Kembali suara riuh dari kerumunan itu ku dengarkan. Seperti mendapat tema baru lagi. Tema yang paling up to date. Yang langsung mereka saksikan di hadapan mereka sendiri. Lagi-lagi, tak ada simpati apalagi empati. Justru tawa mereka menyeruak, hingga ke seluruh bangunan restoran.
Masing-masing dari kerumunan itu mulai angkat suara. Menceritakan gosip-gosip tentang wanita yang bergamis tadi. Kali ini, wanita yang berambut pirang. Dia bercerita, sesungguhnya dia sudah mengetahui lama, perbuatan suami temannya itu. Bahkan dulu, suaminya pernah mengajaknya untuk berkencan. Lagi-lagi tawa mereka menyeruak.

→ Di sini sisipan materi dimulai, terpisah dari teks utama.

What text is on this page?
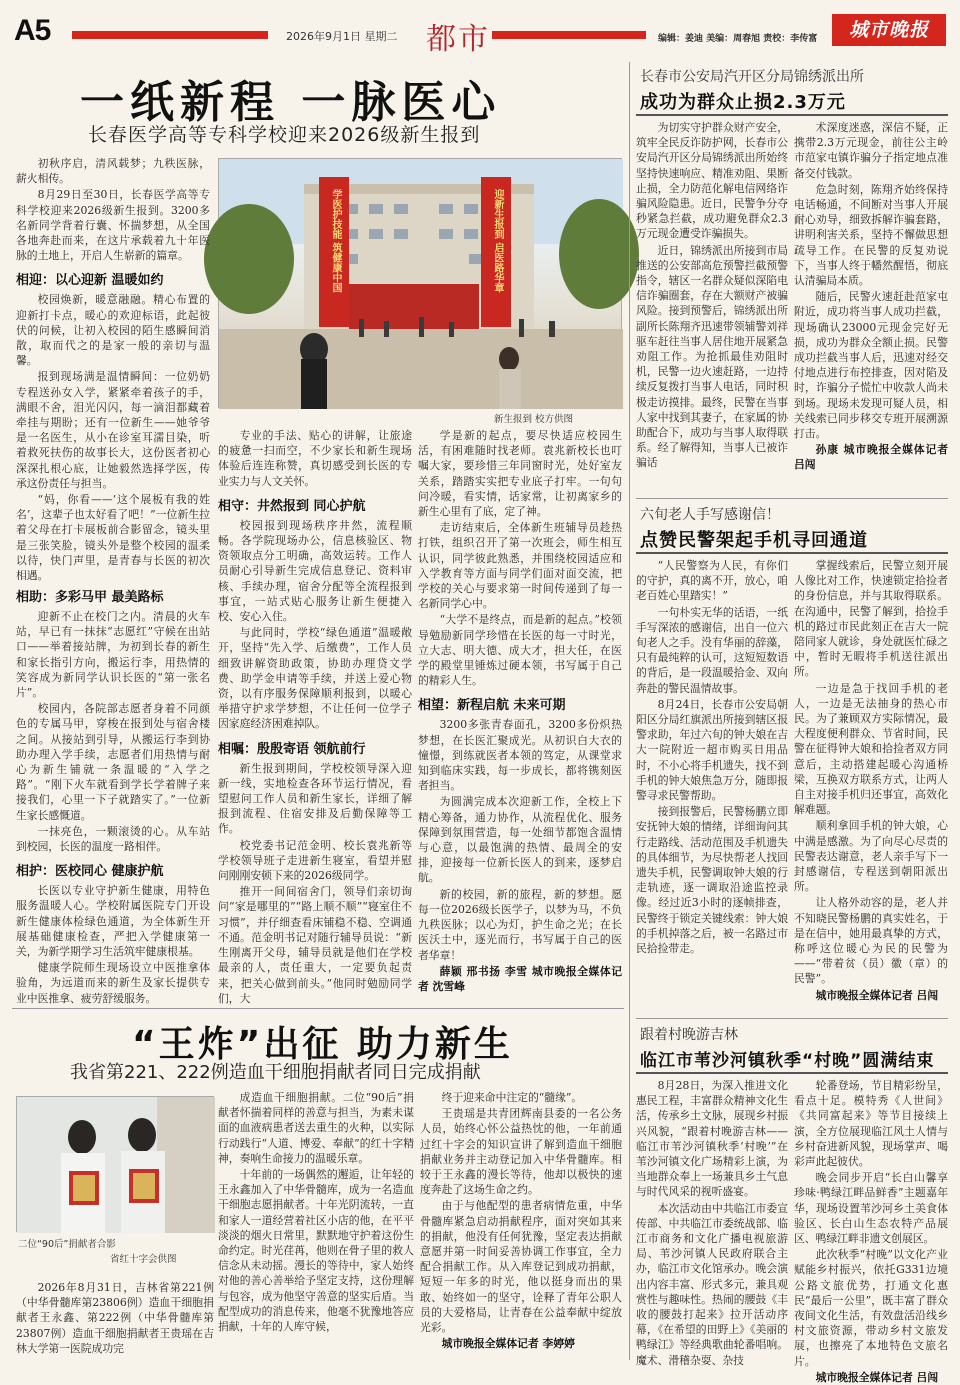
A5	2026年9月1日 星期二 都市	编辑：姜迪 美编：周春旭 责校：李传富	城市晚报
一纸新程 一脉医心
长春医学高等专科学校迎来2026级新生报到
学医护技能 筑健康中国	迎新生报到 启医路华章
新生报到 校方供图

初秋序启，清风载梦；九秩医脉，薪火相传。

8月29日至30日，长春医学高等专科学校迎来2026级新生报到。3200多名新同学背着行囊、怀揣梦想，从全国各地奔赴而来，在这片承载着九十年医脉的土地上，开启人生崭新的篇章。

相迎：以心迎新 温暖如约

校园焕新，暖意融融。精心布置的迎新打卡点，暖心的欢迎标语，此起彼伏的问候，让初入校园的陌生感瞬间消散，取而代之的是家一般的亲切与温馨。

报到现场满是温情瞬间：一位奶奶专程送孙女入学，紧紧牵着孩子的手，满眼不舍，泪光闪闪，每一滴泪都藏着牵挂与期盼；还有一位新生——她爷爷是一名医生，从小在诊室耳濡目染，听着救死扶伤的故事长大，这份医者初心深深扎根心底，让她毅然选择学医，传承这份责任与担当。

“妈，你看——‘这个展板有我的姓名’，这辈子也太好看了吧！”一位新生拉着父母在打卡展板前合影留念，镜头里是三张笑脸，镜头外是整个校园的温柔以待，快门声里，是青春与长医的初次相遇。

相助：多彩马甲 最美路标

迎新不止在校门之内。清晨的火车站，早已有一抹抹“志愿红”守候在出站口——举着接站牌，为初到长春的新生和家长指引方向，搬运行李，用热情的笑容成为新同学认识长医的“第一张名片”。

校园内，各院部志愿者身着不同颜色的专属马甲，穿梭在报到处与宿舍楼之间。从接站到引导，从搬运行李到协助办理入学手续，志愿者们用热情与耐心为新生铺就一条温暖的“入学之路”。“刚下火车就看到学长学着牌子来接我们，心里一下子就踏实了。”一位新生家长感慨道。

一抹亮色，一颗滚烫的心。从车站到校园，长医的温度一路相伴。

相护：医校同心 健康护航

长医以专业守护新生健康，用特色服务温暖人心。学校附属医院专门开设新生健康体检绿色通道，为全体新生开展基础健康检查，严把入学健康第一关，为新学期学习生活筑牢健康根基。

健康学院师生现场设立中医推拿体验角，为远道而来的新生及家长提供专业中医推拿、疲劳舒缓服务。

专业的手法、贴心的讲解，让旅途的疲惫一扫而空，不少家长和新生现场体验后连连称赞，真切感受到长医的专业实力与人文关怀。

相守：井然报到 同心护航

校园报到现场秩序井然，流程顺畅。各学院现场办公，信息核验区、物资领取点分工明确，高效运转。工作人员耐心引导新生完成信息登记、资料审核、手续办理，宿舍分配等全流程报到事宜，一站式贴心服务让新生便捷入校、安心入住。

与此同时，学校“绿色通道”温暖敞开，坚持“先入学、后缴费”，工作人员细致讲解资助政策，协助办理贷文学费、助学金申请等手续，并送上爱心物资，以有序服务保障顺利报到，以暖心举措守护求学梦想，不让任何一位学子因家庭经济困难掉队。

相嘱：殷殷寄语 领航前行

新生报到期间，学校校领导深入迎新一线，实地检查各环节运行情况，看望慰问工作人员和新生家长，详细了解报到流程、住宿安排及后勤保障等工作。

校党委书记范金明、校长袁兆新等学校领导班子走进新生寝室，看望并慰问刚刚安顿下来的2026级同学。

推开一间间宿舍门，领导们亲切询问“家是哪里的”“路上顺不顺”“寝室住不习惯”，并仔细查看床铺稳不稳、空调通不通。范金明书记对随行辅导员说：“新生刚离开父母，辅导员就是他们在学校最亲的人，责任重大，一定要负起责来，把关心做到前头。”他同时勉励同学们，大

学是新的起点，要尽快适应校园生活，有困难随时找老师。袁兆新校长也叮嘱大家，要珍惜三年同窗时光，处好室友关系，踏踏实实把专业底子打牢。一句句问冷暖，看实情，话家常，让初离家乡的新生心里有了底，定了神。

走访结束后，全体新生班辅导员趁热打铁，组织召开了第一次班会，师生相互认识，同学彼此熟悉，并围绕校园适应和入学教育等方面与同学们面对面交流，把学校的关心与要求第一时间传递到了每一名新同学心中。

“大学不是终点，而是新的起点。”校领导勉励新同学珍惜在长医的每一寸时光，立大志、明大德、成大才，担大任，在医学的殿堂里锤炼过硬本领，书写属于自己的精彩人生。

相望：新程启航 未来可期

3200多张青春面孔，3200多份炽热梦想，在长医汇聚成光。从初识白大衣的憧憬，到练就医者本领的笃定，从课堂求知到临床实践，每一步成长，都将镌刻医者担当。

为圆满完成本次迎新工作，全校上下精心筹备，通力协作，从流程优化、服务保障到氛围营造，每一处细节都饱含温情与心意，以最饱满的热情、最周全的安排，迎接每一位新长医人的到来，逐梦启航。

新的校园，新的旅程，新的梦想。愿每一位2026级长医学子，以梦为马，不负九秩医脉；以心为灯，护生命之光；在长医沃土中，逐光而行，书写属于自己的医者华章！

薛颖 邢书扬 李雪 城市晚报全媒体记者 沈雪峰

长春市公安局汽开区分局锦绣派出所
成功为群众止损2.3万元

为切实守护群众财产安全，筑牢全民反诈防护网，长春市公安局汽开区分局锦绣派出所始终坚持快速响应、精准劝阻、果断止损，全力防范化解电信网络诈骗风险隐患。近日，民警争分夺秒紧急拦截，成功避免群众2.3万元现金遭受诈骗损失。

近日，锦绣派出所接到市局推送的公安部高危预警拦截预警指令，辖区一名群众疑似深陷电信诈骗圈套，存在大额财产被骗风险。接到预警后，锦绣派出所副所长陈翔齐迅速带领辅警刘祥驱车赶往当事人居住地开展紧急劝阻工作。为抢抓最佳劝阻时机，民警一边火速赶路，一边持续反复拨打当事人电话，同时积极走访摸排。最终，民警在当事人家中找到其妻子，在家属的协助配合下，成功与当事人取得联系。经了解得知，当事人已被诈骗话

术深度迷惑，深信不疑，正携带2.3万元现金，前往公主岭市范家屯镇诈骗分子指定地点准备交付钱款。

危急时刻，陈翔齐始终保持电话畅通，不间断对当事人开展耐心劝导，细致拆解诈骗套路，讲明利害关系，坚持不懈做思想疏导工作。在民警的反复劝说下，当事人终于幡然醒悟，彻底认清骗局本质。

随后，民警火速赶赴范家屯附近，成功将当事人成功拦截，现场确认23000元现金完好无损，成功为群众全额止损。民警成功拦截当事人后，迅速对经交付地点进行布控排查，因对陷及时，诈骗分子慌忙中收款人尚未到场。现场未发现可疑人员，相关线索已同步移交专班开展溯源打击。

孙康 城市晚报全媒体记者 吕闯

六旬老人手写感谢信！
点赞民警架起手机寻回通道

“人民警察为人民，有你们的守护，真的离不开，放心，咱老百姓心里踏实！”

一句朴实无华的话语，一纸手写深浓的感谢信，出自一位六旬老人之手。没有华丽的辞藻，只有最纯粹的认可，这短短数语的背后，是一段温暖拾金、双向奔赴的警民温情故事。

8月24日，长春市公安局朝阳区分局红旗派出所接到辖区报警求助，年过六旬的钟大娘在吉大一院附近一超市购买日用品时，不小心将手机遗失，找不到手机的钟大娘焦急万分，随即报警寻求民警帮助。

接到报警后，民警杨鹏立即安抚钟大娘的情绪，详细询问其行走路线、活动范围及手机遗失的具体细节，为尽快帮老人找回遗失手机，民警调取钟大娘的行走轨迹，逐一调取沿途监控录像。经过近3小时的逐帧排查，民警终于锁定关键线索：钟大娘的手机掉落之后，被一名路过市民拾捡带走。

掌握线索后，民警立刻开展人像比对工作，快速锁定拾捡者的身份信息，并与其取得联系。在沟通中，民警了解到，拾捡手机的路过市民此刻正在吉大一院陪同家人就诊，身处就医忙碌之中，暂时无暇将手机送往派出所。

一边是急于找回手机的老人，一边是无法抽身的热心市民。为了兼顾双方实际情况，最大程度便利群众、节省时间，民警在征得钟大娘和拾捡者双方同意后，主动搭建起暖心沟通桥梁，互换双方联系方式，让两人自主对接手机归还事宜，高效化解难题。

顺利拿回手机的钟大娘，心中满是感激。为了向尽心尽责的民警表达谢意，老人亲手写下一封感谢信，专程送到朝阳派出所。

让人格外动容的是，老人并不知晓民警杨鹏的真实姓名，于是在信中，她用最真挚的方式，称呼这位暖心为民的民警为——“带着贫（员）徽（章）的民警”。

城市晚报全媒体记者 吕闯

跟着村晚游吉林
临江市苇沙河镇秋季“村晚”圆满结束

8月28日，为深入推进文化惠民工程，丰富群众精神文化生活，传承乡土文脉，展现乡村振兴风貌，“跟着村晚游吉林——临江市苇沙河镇秋季‘村晚’”在苇沙河镇文化广场精彩上演，为当地群众奉上一场兼具乡土气息与时代风采的视听盛宴。

本次活动由中共临江市委宣传部、中共临江市委统战部、临江市商务和文化广播电视旅游局、苇沙河镇人民政府联合主办，临江市文化馆承办。晚会演出内容丰富、形式多元，兼具观赏性与趣味性。热闹的腰鼓《丰收的腰鼓打起来》拉开活动序幕，《在希望的田野上》《美丽的鸭绿江》等经典歌曲轮番唱响。魔术、滑稽杂耍、杂技

轮番登场，节目精彩纷呈，看点十足。模特秀《人世间》《共同富起来》等节目接续上演，全方位展现临江风土人情与乡村奋进新风貌，现场掌声、喝彩声此起彼伏。

晚会同步开启“长白山馨享珍味·鸭绿江畔品鲜香”主题嘉年华，现场设置苇沙河乡土美食体验区、长白山生态农特产品展区、鸭绿江畔非遗文创展区。

此次秋季“村晚”以文化产业赋能乡村振兴，依托G331边境公路文旅优势，打通文化惠民“最后一公里”，既丰富了群众夜间文化生活，有效盘活沿线乡村文旅资源，带动乡村文旅发展，也擦亮了本地特色文旅名片。

城市晚报全媒体记者 吕闯

“王炸”出征 助力新生
我省第221、222例造血干细胞捐献者同日完成捐献
二位“90后”捐献者合影
省红十字会供图

2026年8月31日，吉林省第221例（中华骨髓库第23806例）造血干细胞捐献者王永鑫、第222例（中华骨髓库第23807例）造血干细胞捐献者王贵瑶在吉林大学第一医院成功完

成造血干细胞捐献。二位“90后”捐献者怀揣着同样的善意与担当，为素未谋面的血液病患者送去重生的火种，以实际行动践行“人道、博爱、奉献”的红十字精神，奏响生命接力的温暖乐章。

十年前的一场偶然的邂逅，让年轻的王永鑫加入了中华骨髓库，成为一名造血干细胞志愿捐献者。十年光阴流转，一直和家人一道经营着社区小店的他，在平平淡淡的烟火日常里，默默地守护着这份生命约定。时光荏苒，他则在骨子里的救人信念从未动摇。漫长的等待中，家人始终对他的善心善举给予坚定支持，这份理解与包容，成为他坚守善意的坚实后盾。当配型成功的消息传来，他毫不犹豫地答应捐献，十年的人库守候，

终于迎来命中注定的“髓缘”。

王贵瑶是共青团辉南县委的一名公务人员，始终心怀公益热忱的他，一年前通过红十字会的知识宣讲了解到造血干细胞捐献业务并主动登记加入中华骨髓库。相较于王永鑫的漫长等待，他却以极快的速度奔赴了这场生命之约。

由于与他配型的患者病情危重，中华骨髓库紧急启动捐献程序，面对突如其来的捐献，他没有任何犹豫，坚定表达捐献意愿并第一时间妥善协调工作事宜，全力配合捐献工作。从入库登记到成功捐献，短短一年多的时光，他以挺身而出的果敢、始终如一的坚守，诠释了青年公职人员的大爱格局，让青春在公益奉献中绽放光彩。

城市晚报全媒体记者 李婷婷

Pembicaraan semakin riuh. Semua tentang keburukan wanita yang baru saja bertengkar dengan suaminya. Ah ... bukankah, wanita itu tadi baru saja membicarakan temannya yang tidak berangkat hari itu. Lantas kenapa yang lain begitu berapi-api, menceritakan keburukan wanita bergamis itu. Bukankah mereka takut, pertemuan berikutnya mereka yang akan menjadi topik pembicaraan itu.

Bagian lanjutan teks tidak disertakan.